Was jene öffentlichen Moralvorstellungen angeht, reicht eine Messung des Halbwertszeit, um den Ernst der Lage zu beurteilen. Was sich nach dem großen Knall in Schlagzeilen ausbrüllt, Rücktritt und Standrecht fordert, das jappt jäh weiter, sobald der Mann den nächsten Hund beißt. Keine Sau würde durchs Dorf getrieben, wäre nicht ihr Nachfolger längst angefüttert und heißgemacht, um den Krawallpegel zu halten. Ließe das Geschrei jemals nach, man würde es schließlich als Geschrei identifizieren. Wer lebt schon in konstantem Lärm.

Dass der Spießbürger selbst betroffen sein könnte, weil es in der Sauregurkenzeit sonst nicht viel zum Aufblasen gibt, käme ihm nie in den Sinn.
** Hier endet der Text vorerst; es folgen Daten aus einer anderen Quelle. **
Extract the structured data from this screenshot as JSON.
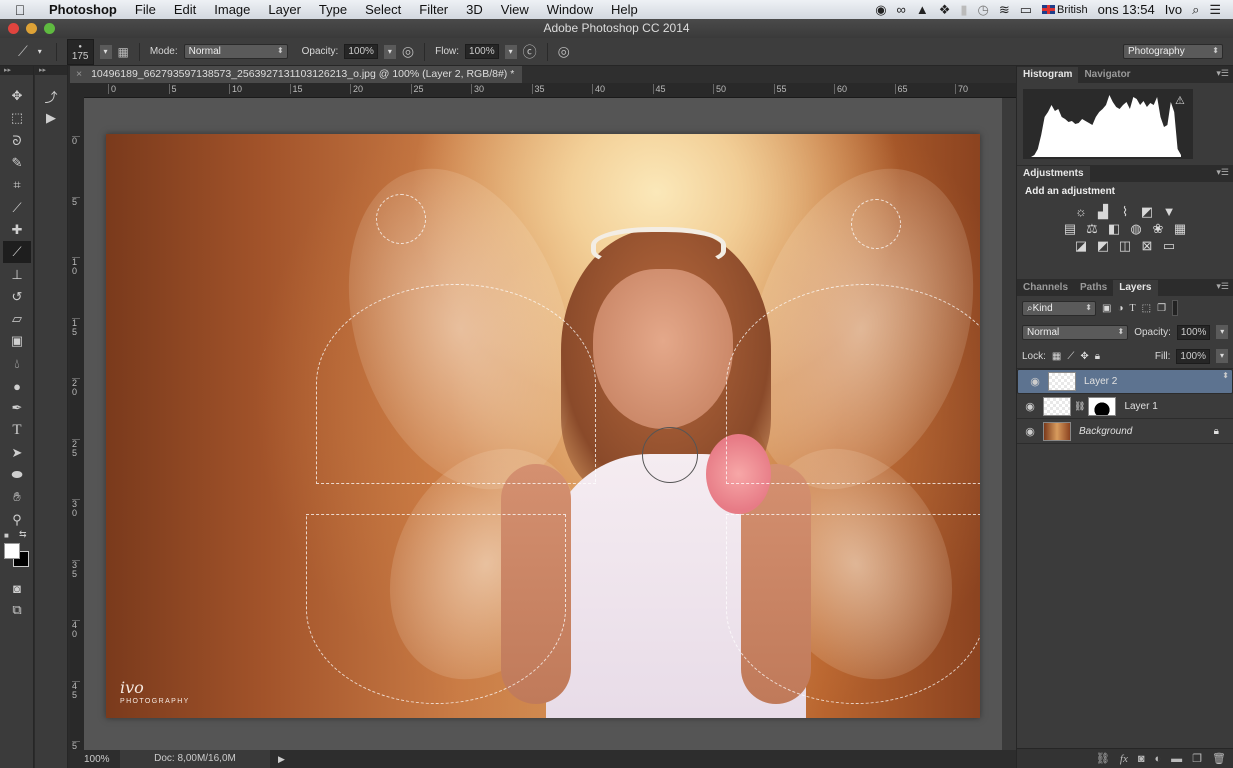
{
  "menubar": {
    "apple_icon": "apple-icon",
    "items": [
      "Photoshop",
      "File",
      "Edit",
      "Image",
      "Layer",
      "Type",
      "Select",
      "Filter",
      "3D",
      "View",
      "Window",
      "Help"
    ],
    "status_icons": [
      "record-icon",
      "creative-cloud-icon",
      "google-drive-icon",
      "dropbox-icon",
      "battery-bars-icon",
      "time-machine-icon",
      "wifi-icon",
      "battery-icon"
    ],
    "input_source": "British",
    "clock": "ons 13:54",
    "user": "Ivo"
  },
  "window": {
    "title": "Adobe Photoshop CC 2014"
  },
  "options": {
    "brush_size": "175",
    "mode_label": "Mode:",
    "mode_value": "Normal",
    "opacity_label": "Opacity:",
    "opacity_value": "100%",
    "flow_label": "Flow:",
    "flow_value": "100%",
    "workspace": "Photography"
  },
  "document": {
    "tab_title": "10496189_662793597138573_2563927131103126213_o.jpg @ 100% (Layer 2, RGB/8#) *",
    "close_glyph": "×",
    "h_ruler": [
      "0",
      "5",
      "10",
      "15",
      "20",
      "25",
      "30",
      "35",
      "40",
      "45",
      "50",
      "55",
      "60",
      "65",
      "70"
    ],
    "v_ruler": [
      "0",
      "5",
      "10",
      "15",
      "20",
      "25",
      "30",
      "35",
      "40",
      "45",
      "5"
    ],
    "watermark_script": "ivo",
    "watermark_text": "PHOTOGRAPHY"
  },
  "status": {
    "zoom": "100%",
    "doc": "Doc: 8,00M/16,0M",
    "arrow": "▶"
  },
  "tools": [
    "move",
    "marquee",
    "lasso",
    "quick-select",
    "crop",
    "eyedropper",
    "healing",
    "brush",
    "stamp",
    "history-brush",
    "eraser",
    "gradient",
    "blur",
    "dodge",
    "pen",
    "type",
    "path-select",
    "ellipse",
    "hand",
    "zoom"
  ],
  "panels": {
    "histogram_tabs": [
      "Histogram",
      "Navigator"
    ],
    "adjustments_tab": "Adjustments",
    "adjustments_title": "Add an adjustment",
    "adjustment_rows": [
      [
        "brightness-contrast",
        "levels",
        "curves",
        "exposure",
        "vibrance"
      ],
      [
        "hue-saturation",
        "color-balance",
        "black-white",
        "photo-filter",
        "channel-mixer",
        "color-lookup"
      ],
      [
        "invert",
        "posterize",
        "threshold",
        "selective-color",
        "gradient-map"
      ]
    ],
    "layer_tabs": [
      "Channels",
      "Paths",
      "Layers"
    ],
    "kind_label": "Kind",
    "blend_mode": "Normal",
    "opacity_label": "Opacity:",
    "opacity_value": "100%",
    "lock_label": "Lock:",
    "fill_label": "Fill:",
    "fill_value": "100%",
    "layers": [
      {
        "name": "Layer 2",
        "selected": true
      },
      {
        "name": "Layer 1",
        "selected": false,
        "mask": true
      },
      {
        "name": "Background",
        "selected": false,
        "locked": true
      }
    ]
  },
  "colors": {
    "accent_selected_layer": "#5d7390",
    "foreground": "#ffffff",
    "background": "#000000"
  }
}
Steht er erst einmal auf der Titelseite der führenden Revolvergazette, schnürt das Schlagzeilenblei ihm die Luft ab, wird er schon kapieren, wer die Regeln macht. Genau dies ist die Illusion des Skandals, der oft nicht mehr ist als ein Rülpsen im Wasserglas: sie scheint von unten zu kommen und ist doch nur ein künstliches Blubbern im Tümpel.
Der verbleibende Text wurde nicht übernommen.